Just a few hours later (well, about six), the impaired visibility from the incessant snow disappeared and this was the view out of my window. Isn’t it beautiful? Peaceful. Bright. Calm. ABOVE. From this view…..quite a bit higher than the first photo, the perspective is completely different. That’s what happens when we allow ourselves to rise ABOVE the storms.

That process is not easy. It’s not quick. It often involves other people. It often involves surrender. It often involves pressing through the turbulence. Trust me, friend. There is Light above the storms. You will be able to have a different view. You are not alone.

ABOVE.

Winter.

In one of its listings, Merriam-Webster defines winter as a noun and as “the season between autumn and spring comprising in the northern hemisphere usually the months of December, January, and February.”

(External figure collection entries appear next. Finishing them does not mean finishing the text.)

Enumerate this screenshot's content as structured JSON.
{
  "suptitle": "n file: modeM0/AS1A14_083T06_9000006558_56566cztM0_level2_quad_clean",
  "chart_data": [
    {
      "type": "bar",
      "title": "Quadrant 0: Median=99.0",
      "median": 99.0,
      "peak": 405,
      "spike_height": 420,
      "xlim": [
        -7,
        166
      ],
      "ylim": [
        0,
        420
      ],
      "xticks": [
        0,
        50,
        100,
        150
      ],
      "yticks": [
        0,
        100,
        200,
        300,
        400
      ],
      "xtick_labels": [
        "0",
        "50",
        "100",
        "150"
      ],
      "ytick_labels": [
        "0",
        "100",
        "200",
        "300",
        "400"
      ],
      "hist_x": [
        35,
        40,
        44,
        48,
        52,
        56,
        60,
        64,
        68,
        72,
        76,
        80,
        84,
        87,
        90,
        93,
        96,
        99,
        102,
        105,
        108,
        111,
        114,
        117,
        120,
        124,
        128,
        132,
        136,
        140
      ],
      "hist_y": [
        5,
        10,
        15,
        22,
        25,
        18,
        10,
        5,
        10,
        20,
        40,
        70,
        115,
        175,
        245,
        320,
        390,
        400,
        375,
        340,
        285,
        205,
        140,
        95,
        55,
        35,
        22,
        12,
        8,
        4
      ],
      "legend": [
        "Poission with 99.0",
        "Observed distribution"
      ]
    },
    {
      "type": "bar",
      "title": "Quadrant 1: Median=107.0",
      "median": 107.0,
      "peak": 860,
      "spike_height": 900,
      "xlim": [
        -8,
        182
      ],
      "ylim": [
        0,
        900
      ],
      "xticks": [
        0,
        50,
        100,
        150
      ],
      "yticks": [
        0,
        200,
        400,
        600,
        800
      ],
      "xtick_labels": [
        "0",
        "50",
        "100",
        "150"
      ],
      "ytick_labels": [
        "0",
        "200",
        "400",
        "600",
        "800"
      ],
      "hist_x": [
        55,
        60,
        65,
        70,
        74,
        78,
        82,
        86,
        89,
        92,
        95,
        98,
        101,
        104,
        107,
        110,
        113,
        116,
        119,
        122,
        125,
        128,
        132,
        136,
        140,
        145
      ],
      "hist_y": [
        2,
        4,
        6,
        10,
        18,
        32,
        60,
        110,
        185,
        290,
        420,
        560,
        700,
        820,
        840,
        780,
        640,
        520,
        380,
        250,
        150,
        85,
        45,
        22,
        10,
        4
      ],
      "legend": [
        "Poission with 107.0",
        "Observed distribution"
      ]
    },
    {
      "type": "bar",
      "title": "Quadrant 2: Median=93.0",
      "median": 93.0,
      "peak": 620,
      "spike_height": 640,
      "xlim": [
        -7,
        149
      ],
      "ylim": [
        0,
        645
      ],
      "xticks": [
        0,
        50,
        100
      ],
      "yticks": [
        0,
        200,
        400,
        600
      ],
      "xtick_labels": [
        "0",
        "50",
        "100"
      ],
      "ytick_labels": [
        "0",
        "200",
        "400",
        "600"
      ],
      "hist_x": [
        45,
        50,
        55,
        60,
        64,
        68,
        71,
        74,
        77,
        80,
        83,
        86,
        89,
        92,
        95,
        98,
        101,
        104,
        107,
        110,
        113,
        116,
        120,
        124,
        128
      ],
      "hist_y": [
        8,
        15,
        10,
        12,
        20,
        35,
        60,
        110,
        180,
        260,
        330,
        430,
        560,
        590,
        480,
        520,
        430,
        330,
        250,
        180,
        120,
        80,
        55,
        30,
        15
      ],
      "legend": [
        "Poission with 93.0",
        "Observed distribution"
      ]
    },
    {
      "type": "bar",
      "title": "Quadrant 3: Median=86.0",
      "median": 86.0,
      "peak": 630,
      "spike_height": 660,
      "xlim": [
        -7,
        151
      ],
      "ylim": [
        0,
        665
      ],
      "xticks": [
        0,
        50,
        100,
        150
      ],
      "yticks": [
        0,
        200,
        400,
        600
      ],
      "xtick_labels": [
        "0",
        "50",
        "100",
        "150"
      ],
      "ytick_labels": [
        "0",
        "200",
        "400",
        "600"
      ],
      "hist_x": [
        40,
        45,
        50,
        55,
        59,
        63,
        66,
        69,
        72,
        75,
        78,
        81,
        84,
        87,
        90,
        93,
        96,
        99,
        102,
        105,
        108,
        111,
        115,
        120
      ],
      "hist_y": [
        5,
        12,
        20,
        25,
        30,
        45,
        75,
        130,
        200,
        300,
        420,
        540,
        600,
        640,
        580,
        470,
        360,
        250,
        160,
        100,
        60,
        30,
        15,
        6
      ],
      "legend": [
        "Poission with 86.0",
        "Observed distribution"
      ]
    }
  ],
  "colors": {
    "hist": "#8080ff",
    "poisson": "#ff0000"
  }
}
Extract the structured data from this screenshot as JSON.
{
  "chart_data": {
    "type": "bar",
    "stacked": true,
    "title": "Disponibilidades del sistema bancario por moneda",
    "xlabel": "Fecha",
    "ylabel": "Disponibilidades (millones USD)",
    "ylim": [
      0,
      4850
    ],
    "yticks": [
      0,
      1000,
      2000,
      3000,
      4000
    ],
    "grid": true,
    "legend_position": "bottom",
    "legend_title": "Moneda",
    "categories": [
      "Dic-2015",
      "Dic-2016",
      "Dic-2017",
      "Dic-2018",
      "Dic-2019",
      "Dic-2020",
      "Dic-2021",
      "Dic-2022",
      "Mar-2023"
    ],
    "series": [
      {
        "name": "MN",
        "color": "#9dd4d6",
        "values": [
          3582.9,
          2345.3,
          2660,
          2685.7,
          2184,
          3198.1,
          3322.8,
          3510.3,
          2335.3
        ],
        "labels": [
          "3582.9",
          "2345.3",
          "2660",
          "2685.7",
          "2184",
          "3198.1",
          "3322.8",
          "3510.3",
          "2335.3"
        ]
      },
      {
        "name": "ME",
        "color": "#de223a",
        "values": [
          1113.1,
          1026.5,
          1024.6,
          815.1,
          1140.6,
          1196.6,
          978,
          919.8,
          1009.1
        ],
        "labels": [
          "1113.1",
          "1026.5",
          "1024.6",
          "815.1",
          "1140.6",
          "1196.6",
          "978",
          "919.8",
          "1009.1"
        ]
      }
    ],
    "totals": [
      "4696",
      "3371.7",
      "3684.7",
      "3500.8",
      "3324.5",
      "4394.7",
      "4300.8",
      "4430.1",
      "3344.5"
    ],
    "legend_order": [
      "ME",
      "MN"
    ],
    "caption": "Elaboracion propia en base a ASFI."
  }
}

The area of the US where I reside tends to fare on the warmer side of weather. It’s not uncommon for us to be wearing shorts on Christmas Day as we toss around a football or play a round of corn hole in the front yard. This year, however, we are all in the process of “winterizing” our homes. Whoever created the little foam covers for outside faucets is probably enjoying a vacation in the tropics while we cover our pipes to prevent a plumbing catastrophe. It’s going to be single-digit cold. That is C O L D. Winter.

Although we are in the process of winterizing, my mind gravitates towards many things:

Hot chocolate.

Tomato soup and grilled cheese sandwiches.

Firewood.

Fleece blankets.

Chili (whoever named it this had a sense of humor!).

Seat warmers.

Coats, scarves, and toboggans.

You see, when things get really cold, we are drawn to warmth. We don’t build a fire in the fireplace in the middle of the summer when the A/c is on overdrive. We don’t heat up a big bowl of soup and follow it up with a popsicle. We do, however, hold our hands over a fire pit when our fingers are getting numb from the chill of the outdoors. We do put on an extra heavy coat when the temperatures are dropping and the wind is whipping. Cold makes us long for warmth. Winter.

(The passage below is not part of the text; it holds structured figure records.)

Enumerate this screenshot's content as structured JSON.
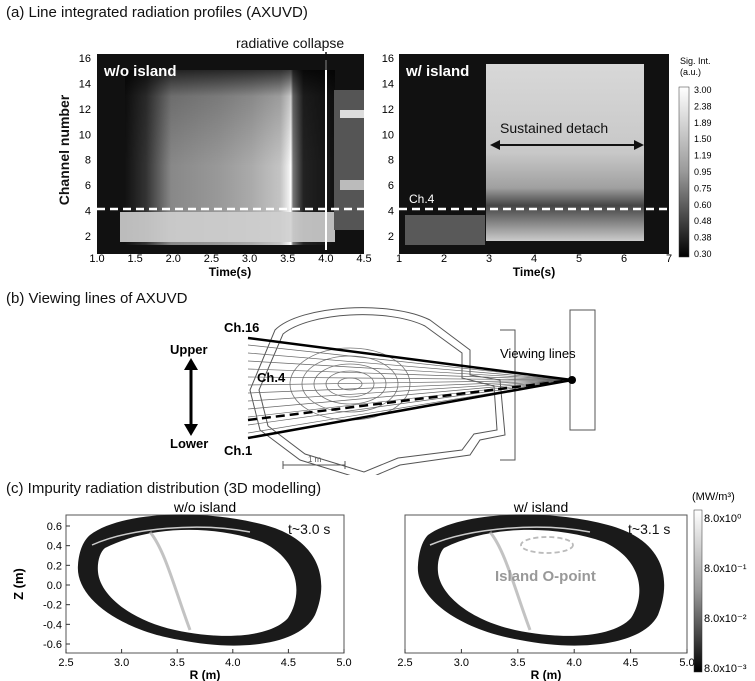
{
  "panel_a": {
    "title": "(a) Line integrated radiation profiles (AXUVD)",
    "ylabel": "Channel number",
    "left": {
      "label": "w/o island",
      "annotation": "radiative collapse",
      "xlabel": "Time(s)",
      "xticks": [
        "1.0",
        "1.5",
        "2.0",
        "2.5",
        "3.0",
        "3.5",
        "4.0",
        "4.5"
      ],
      "yticks": [
        "2",
        "4",
        "6",
        "8",
        "10",
        "12",
        "14",
        "16"
      ]
    },
    "right": {
      "label": "w/ island",
      "annotation": "Sustained detach",
      "ch4_label": "Ch.4",
      "xlabel": "Time(s)",
      "xticks": [
        "1",
        "2",
        "3",
        "4",
        "5",
        "6",
        "7"
      ],
      "yticks": [
        "2",
        "4",
        "6",
        "8",
        "10",
        "12",
        "14",
        "16"
      ]
    },
    "colorbar": {
      "title_line1": "Sig. Int.",
      "title_line2": "(a.u.)",
      "ticks": [
        "3.00",
        "2.38",
        "1.89",
        "1.50",
        "1.19",
        "0.95",
        "0.75",
        "0.60",
        "0.48",
        "0.38",
        "0.30"
      ]
    }
  },
  "panel_b": {
    "title": "(b) Viewing lines of AXUVD",
    "ch16": "Ch.16",
    "ch4": "Ch.4",
    "ch1": "Ch.1",
    "upper": "Upper",
    "lower": "Lower",
    "viewing_lines": "Viewing lines",
    "scale": "1 m"
  },
  "panel_c": {
    "title": "(c) Impurity radiation distribution (3D modelling)",
    "ylabel": "Z (m)",
    "left": {
      "label": "w/o island",
      "time": "t~3.0 s",
      "xlabel": "R (m)",
      "xticks": [
        "2.5",
        "3.0",
        "3.5",
        "4.0",
        "4.5",
        "5.0"
      ],
      "yticks": [
        "0.6",
        "0.4",
        "0.2",
        "0.0",
        "-0.2",
        "-0.4",
        "-0.6"
      ]
    },
    "right": {
      "label": "w/ island",
      "time": "t~3.1 s",
      "island": "Island O-point",
      "xlabel": "R (m)",
      "xticks": [
        "2.5",
        "3.0",
        "3.5",
        "4.0",
        "4.5",
        "5.0"
      ]
    },
    "colorbar": {
      "unit": "(MW/m³)",
      "ticks": [
        "8.0x10⁰",
        "8.0x10⁻¹",
        "8.0x10⁻²",
        "8.0x10⁻³"
      ]
    }
  }
}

While we take care of our homes to “winterize” them and avoid costly damage and while we insulate ourselves to stay warm or not be negatively impacted by prolonged exposure to the elements…..have we tended to the inside?

Do you remember the movie Frozen? (If not, just let it go.) Disney did a great job of showing the impact of fear….of isolation…..and the impact on everyone around. We sing the songs, we buy the princesses (#TeamElsa or #TeamAnna), and we visit the shows at Disney World. However, there’s a theme we don’t need to miss – in all of that cold – “winter,” if you will – they longed for warmth.

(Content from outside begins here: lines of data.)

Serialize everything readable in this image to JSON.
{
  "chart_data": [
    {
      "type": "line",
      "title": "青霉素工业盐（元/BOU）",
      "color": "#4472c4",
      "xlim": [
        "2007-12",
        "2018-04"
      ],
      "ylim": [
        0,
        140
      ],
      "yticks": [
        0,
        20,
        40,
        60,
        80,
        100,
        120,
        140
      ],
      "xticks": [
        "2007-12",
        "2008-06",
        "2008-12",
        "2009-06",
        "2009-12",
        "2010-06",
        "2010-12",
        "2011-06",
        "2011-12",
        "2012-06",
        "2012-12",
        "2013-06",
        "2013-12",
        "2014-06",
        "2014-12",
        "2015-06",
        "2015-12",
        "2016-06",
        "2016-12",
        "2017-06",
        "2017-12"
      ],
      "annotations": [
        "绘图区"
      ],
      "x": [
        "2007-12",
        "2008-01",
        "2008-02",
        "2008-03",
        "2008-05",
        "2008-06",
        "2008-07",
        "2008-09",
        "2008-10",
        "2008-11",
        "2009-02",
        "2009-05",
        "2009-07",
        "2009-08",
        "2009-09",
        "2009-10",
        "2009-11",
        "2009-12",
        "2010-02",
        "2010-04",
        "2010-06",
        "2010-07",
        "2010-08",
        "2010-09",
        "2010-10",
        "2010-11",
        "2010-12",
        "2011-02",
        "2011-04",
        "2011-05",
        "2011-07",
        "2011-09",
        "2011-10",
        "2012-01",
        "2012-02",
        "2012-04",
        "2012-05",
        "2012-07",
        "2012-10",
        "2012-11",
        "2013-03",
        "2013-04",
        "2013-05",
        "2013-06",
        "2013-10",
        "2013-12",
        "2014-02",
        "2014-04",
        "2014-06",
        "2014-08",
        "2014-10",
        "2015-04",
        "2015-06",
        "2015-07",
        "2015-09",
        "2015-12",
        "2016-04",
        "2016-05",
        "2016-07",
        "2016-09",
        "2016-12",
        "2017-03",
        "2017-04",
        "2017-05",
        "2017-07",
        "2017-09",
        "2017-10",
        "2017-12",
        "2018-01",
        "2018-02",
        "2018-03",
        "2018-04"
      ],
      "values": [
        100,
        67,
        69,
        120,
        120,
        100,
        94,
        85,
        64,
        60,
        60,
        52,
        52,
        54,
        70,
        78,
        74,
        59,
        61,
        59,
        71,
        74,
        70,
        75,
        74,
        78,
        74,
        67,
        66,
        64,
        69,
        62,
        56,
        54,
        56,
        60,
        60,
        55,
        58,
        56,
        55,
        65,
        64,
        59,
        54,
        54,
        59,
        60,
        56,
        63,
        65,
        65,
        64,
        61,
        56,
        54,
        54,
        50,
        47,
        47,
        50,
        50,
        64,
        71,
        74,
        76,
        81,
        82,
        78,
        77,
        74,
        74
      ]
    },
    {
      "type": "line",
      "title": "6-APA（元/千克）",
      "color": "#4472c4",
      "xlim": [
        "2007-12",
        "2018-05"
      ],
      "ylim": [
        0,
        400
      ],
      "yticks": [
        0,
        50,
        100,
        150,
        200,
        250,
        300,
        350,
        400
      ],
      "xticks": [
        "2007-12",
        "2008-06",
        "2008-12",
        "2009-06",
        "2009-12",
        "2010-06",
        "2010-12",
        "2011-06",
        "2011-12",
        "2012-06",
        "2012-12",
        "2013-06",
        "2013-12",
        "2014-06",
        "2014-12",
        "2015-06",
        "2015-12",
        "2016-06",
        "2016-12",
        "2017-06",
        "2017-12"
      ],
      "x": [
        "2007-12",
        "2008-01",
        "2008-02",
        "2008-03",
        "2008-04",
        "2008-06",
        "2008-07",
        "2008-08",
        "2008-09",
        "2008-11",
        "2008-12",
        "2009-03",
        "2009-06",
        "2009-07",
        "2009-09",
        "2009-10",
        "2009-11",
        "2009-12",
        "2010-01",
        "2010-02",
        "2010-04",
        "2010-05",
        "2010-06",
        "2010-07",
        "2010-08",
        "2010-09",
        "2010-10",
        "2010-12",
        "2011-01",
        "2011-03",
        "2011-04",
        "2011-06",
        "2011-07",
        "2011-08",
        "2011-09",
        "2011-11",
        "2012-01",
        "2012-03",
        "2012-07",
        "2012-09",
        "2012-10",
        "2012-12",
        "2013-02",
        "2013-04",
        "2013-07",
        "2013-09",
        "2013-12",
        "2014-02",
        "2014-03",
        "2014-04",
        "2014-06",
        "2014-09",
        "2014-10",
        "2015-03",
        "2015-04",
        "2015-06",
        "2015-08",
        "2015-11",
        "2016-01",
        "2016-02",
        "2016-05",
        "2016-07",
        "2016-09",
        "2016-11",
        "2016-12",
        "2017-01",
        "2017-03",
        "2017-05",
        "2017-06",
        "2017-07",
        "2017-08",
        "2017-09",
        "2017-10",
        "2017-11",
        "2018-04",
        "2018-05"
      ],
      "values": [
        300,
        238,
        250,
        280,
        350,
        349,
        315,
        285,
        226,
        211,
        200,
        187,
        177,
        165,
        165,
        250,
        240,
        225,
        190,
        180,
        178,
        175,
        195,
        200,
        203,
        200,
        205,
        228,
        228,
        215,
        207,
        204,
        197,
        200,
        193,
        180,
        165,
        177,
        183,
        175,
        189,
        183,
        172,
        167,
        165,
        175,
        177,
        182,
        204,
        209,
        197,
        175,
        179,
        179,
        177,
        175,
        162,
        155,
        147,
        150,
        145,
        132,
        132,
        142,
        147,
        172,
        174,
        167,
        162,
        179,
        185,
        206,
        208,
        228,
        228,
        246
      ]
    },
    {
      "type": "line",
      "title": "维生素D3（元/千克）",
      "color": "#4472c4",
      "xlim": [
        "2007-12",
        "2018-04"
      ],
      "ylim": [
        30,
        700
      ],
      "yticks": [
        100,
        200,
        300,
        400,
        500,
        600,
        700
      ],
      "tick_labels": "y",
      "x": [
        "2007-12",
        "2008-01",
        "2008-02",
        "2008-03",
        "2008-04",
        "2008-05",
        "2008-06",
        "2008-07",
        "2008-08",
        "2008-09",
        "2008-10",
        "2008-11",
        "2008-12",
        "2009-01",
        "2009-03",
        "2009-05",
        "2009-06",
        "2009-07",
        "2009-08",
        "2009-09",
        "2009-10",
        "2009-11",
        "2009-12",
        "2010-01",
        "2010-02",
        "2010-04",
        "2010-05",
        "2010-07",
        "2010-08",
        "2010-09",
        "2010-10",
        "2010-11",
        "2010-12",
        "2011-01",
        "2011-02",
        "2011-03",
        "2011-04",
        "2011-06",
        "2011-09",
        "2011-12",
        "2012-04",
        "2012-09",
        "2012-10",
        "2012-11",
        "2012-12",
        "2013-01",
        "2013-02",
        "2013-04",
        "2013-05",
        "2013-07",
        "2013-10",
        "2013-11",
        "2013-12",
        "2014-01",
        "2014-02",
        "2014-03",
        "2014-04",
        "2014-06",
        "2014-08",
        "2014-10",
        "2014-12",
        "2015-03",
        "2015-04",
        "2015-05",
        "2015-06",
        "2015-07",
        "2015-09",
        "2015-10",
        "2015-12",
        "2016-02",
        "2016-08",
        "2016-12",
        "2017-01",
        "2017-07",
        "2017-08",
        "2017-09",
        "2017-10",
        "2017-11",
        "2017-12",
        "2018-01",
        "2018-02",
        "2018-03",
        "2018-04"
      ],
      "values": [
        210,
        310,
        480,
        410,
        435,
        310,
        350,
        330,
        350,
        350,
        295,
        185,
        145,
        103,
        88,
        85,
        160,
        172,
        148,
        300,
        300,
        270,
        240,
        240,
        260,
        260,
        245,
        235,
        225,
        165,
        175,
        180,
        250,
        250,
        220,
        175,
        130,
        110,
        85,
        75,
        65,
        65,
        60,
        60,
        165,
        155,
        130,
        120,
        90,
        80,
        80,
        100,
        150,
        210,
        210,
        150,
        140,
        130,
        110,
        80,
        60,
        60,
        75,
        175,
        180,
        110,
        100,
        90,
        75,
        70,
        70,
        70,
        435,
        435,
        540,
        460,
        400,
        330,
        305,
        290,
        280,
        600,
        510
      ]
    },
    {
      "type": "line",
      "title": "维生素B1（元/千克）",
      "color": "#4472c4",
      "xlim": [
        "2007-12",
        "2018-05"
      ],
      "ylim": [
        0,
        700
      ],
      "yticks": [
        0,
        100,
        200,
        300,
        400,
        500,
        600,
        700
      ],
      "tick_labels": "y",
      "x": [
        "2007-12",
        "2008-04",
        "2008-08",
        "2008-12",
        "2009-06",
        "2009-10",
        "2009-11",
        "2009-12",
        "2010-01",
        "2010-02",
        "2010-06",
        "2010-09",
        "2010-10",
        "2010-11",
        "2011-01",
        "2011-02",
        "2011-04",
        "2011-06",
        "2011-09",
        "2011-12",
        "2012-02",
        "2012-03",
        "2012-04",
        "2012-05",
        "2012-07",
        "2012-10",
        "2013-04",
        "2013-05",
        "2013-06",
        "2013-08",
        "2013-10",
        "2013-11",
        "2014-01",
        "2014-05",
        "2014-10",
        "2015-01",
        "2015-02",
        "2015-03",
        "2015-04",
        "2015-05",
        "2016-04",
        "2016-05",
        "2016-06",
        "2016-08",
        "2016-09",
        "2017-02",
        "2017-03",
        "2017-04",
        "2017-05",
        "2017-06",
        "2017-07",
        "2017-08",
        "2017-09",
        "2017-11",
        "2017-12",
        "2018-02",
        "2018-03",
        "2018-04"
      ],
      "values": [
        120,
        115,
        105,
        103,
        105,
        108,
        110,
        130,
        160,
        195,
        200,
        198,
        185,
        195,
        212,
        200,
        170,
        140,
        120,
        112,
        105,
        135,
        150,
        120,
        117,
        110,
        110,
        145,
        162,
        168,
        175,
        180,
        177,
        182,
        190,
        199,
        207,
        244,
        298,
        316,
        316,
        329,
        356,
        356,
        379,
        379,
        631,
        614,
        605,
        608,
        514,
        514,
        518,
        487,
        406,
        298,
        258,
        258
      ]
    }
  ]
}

Our hearts do, too. It’s easy for our hearts to look like winter. Cold. Hardened. Unproductive. Unreceptive. What has happened to us? Have we let what was intended to be a “season” (reference Merriam-Webster above) turn in to a permanent status? Are we drawn to warmth…..or repelled by it? Did we cover the faucets, address the drafts under the doors, gather the firewood and service the furnace……all the while allowing our hearts to freeze by unrelenting exposure to “the elements?”

In extreme cold, we are drawn to warmth. Let’s share a mug of hot chocolate. You can curl up by the fire and get cozy under the Sherpa blanket. Most importantly – don’t forget your bowl of chili!